Примчался кассир. Он уже издали кричал:
— Ну, пан председатель, я уезжаю с женщинами… Здесь может разыграться трагедия… Почтмейстер говорит, что они подходят…
— Что ж, уезжайте, — в сердцах сказал бургомистр. — А я с места не двинусь.
— Но вы должны ехать с нами… Едет ваша супруга и дочки…
— Нет, моя семья останется здесь со мной. Негоже бургомистру удирать в такой момент.
— Пан председатель…
— Ах, оставь меня в покое! Тебе, пан, можно спасать свою шкуру, — ведь ты большой человек. А я…
Я выглянул в окно. Бургомистр был красен и так размахивал руками, что у него фуражка съехала набок. А кассир имел весьма жалкий вид, даже ноги его казались тоньше обычного.
Отголоски битвы слышались все ближе, но я уже привык к ним, и мне казалось, будто это было всегда и так быть должно.
К двум часам я проголодался, и, так как сегодня обеда не готовили, нянька вскипятила воду, положила в нее соли, масла, накрошила туда хлеба… Я ел этот «суп» и думал, что сегодняшний день даже хуже страстной пятницы, — тогда к обеду бывает по крайней мере подогретое пиво и селедка с картофелем, а не эта вода с хлебом!
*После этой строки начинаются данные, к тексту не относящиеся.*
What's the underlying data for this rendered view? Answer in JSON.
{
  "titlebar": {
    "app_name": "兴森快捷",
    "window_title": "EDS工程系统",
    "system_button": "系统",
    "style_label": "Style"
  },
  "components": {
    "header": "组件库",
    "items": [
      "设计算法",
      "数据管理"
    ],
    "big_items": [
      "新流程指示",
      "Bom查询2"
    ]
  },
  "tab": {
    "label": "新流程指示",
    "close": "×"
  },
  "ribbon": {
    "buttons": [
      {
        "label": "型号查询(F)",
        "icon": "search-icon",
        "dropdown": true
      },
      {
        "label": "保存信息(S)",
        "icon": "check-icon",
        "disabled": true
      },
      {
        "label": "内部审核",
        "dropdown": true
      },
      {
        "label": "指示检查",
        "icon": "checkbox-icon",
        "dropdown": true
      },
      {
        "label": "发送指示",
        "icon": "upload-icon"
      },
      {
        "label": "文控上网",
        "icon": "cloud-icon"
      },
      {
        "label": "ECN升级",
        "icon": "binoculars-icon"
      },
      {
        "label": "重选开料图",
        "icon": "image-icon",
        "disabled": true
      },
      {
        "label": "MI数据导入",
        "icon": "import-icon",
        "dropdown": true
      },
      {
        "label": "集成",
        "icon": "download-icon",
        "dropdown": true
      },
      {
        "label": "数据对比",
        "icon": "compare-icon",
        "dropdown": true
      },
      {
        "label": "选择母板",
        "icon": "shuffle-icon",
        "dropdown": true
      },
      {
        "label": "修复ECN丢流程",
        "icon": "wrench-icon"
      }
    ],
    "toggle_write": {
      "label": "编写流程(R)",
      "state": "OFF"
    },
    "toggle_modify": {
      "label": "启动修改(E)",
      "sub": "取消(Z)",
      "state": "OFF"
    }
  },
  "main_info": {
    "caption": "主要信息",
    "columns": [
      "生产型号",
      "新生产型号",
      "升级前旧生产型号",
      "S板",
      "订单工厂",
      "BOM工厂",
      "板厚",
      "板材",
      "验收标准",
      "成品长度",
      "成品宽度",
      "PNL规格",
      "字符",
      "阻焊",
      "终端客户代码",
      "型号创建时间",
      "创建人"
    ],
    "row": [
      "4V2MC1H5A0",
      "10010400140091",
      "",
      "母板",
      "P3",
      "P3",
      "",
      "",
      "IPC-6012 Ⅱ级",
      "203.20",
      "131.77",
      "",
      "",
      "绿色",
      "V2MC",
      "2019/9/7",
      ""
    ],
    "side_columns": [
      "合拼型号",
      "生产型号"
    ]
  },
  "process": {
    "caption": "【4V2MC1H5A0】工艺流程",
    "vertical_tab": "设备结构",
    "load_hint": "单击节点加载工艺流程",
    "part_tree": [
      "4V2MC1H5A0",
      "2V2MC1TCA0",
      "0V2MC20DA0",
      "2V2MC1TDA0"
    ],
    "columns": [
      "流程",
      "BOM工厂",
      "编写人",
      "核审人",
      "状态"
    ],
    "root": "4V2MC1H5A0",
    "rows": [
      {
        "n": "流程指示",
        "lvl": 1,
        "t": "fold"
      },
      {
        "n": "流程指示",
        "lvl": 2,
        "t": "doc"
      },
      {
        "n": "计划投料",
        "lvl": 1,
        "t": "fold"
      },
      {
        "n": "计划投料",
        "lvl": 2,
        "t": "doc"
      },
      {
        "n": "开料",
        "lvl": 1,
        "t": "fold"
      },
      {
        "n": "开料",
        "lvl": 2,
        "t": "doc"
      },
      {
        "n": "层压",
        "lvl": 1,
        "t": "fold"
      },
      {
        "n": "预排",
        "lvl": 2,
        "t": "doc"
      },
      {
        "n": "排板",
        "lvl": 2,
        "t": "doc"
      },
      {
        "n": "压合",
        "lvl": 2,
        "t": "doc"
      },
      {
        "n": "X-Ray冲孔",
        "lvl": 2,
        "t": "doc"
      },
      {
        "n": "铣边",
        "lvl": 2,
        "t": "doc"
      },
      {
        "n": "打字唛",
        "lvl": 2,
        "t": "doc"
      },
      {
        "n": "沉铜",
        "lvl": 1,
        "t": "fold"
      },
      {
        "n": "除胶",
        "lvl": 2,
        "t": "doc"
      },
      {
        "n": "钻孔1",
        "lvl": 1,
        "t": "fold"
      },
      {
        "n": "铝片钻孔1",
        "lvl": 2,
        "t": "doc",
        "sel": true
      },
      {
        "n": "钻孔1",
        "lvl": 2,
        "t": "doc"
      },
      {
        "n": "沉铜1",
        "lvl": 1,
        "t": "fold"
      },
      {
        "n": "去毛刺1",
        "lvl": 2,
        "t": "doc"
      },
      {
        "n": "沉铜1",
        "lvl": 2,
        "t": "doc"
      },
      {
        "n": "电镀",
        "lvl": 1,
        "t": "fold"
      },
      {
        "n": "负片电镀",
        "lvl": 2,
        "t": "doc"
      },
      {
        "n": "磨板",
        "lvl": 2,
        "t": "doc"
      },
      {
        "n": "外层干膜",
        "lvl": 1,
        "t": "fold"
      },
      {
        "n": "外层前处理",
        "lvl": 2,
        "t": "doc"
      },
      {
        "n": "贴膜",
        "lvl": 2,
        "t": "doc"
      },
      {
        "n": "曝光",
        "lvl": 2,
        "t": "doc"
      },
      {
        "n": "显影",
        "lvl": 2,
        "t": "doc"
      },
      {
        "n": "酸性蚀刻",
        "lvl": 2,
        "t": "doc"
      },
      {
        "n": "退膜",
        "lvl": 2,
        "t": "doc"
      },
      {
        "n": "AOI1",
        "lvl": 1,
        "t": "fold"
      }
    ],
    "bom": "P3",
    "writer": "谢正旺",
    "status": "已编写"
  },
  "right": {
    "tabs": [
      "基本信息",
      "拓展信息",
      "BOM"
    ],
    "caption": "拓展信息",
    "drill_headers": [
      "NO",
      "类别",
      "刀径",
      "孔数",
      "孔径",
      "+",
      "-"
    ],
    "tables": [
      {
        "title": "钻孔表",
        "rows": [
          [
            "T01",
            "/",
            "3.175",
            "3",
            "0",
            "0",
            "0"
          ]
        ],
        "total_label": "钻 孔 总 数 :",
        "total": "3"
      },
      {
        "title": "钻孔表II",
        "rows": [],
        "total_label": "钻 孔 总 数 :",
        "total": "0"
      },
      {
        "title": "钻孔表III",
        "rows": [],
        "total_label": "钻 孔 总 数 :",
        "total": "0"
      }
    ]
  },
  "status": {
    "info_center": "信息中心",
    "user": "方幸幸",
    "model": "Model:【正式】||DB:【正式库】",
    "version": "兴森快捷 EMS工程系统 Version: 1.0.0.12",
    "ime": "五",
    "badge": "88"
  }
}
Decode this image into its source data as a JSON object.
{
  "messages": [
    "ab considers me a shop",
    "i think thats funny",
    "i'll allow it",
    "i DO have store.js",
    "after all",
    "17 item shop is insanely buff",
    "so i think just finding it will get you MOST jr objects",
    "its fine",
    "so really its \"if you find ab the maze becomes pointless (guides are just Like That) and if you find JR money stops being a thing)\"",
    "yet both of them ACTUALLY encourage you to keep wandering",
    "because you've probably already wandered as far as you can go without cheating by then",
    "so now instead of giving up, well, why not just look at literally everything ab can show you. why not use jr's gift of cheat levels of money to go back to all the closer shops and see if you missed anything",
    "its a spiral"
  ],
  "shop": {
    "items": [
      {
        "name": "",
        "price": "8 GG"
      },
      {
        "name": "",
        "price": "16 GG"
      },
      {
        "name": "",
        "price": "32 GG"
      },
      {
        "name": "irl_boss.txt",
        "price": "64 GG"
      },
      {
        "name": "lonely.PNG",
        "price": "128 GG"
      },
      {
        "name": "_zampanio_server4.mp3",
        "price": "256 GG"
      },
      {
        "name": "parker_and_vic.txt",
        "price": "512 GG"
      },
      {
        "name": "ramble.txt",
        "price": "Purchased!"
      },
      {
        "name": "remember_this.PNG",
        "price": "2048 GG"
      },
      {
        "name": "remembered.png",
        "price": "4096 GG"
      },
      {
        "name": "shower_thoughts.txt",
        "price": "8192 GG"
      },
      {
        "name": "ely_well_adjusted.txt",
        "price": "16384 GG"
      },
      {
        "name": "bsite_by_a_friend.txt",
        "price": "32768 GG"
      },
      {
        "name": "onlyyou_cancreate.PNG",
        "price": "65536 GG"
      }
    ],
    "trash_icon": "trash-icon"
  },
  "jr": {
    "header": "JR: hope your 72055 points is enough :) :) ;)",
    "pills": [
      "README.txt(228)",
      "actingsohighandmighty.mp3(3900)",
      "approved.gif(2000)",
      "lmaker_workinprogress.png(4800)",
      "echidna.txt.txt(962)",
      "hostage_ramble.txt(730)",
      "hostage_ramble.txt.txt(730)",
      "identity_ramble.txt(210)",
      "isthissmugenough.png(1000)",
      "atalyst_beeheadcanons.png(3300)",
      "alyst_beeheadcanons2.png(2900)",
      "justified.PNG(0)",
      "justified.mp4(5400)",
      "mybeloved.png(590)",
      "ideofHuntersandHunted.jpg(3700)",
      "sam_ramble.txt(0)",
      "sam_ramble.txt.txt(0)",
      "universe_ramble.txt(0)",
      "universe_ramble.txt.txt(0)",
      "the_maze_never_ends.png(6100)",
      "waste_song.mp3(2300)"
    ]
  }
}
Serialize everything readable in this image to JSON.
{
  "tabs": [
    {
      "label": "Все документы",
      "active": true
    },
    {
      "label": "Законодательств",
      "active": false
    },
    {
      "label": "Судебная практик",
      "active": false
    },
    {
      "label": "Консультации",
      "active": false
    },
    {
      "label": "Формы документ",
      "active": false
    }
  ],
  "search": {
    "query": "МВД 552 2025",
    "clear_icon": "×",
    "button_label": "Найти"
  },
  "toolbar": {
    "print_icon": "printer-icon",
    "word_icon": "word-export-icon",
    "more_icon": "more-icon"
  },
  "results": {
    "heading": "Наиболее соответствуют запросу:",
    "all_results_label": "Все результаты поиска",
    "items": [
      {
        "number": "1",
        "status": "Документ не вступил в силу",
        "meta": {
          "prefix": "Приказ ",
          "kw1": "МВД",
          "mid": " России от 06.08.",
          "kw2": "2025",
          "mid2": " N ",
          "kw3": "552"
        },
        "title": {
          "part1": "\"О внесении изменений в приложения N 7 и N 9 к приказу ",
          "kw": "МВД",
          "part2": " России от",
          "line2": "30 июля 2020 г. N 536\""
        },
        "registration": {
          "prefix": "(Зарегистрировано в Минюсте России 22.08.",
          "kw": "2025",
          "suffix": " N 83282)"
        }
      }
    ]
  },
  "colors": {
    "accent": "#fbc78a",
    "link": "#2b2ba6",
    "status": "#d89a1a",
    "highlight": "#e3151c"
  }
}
Я как раз подносил ложку ко рту, когда дом вдруг затрясся от грохота, несравненно более страшного, чем прежний. Должно быть, в бой вступили какие-то новые силы. Я от испуга даже пригнулся к столу, а нянька с воплями заметалась по комнате. Казалось несомненным, что уже очень близко, тут же за нашим садом, идет частая и оглушительная стрельба.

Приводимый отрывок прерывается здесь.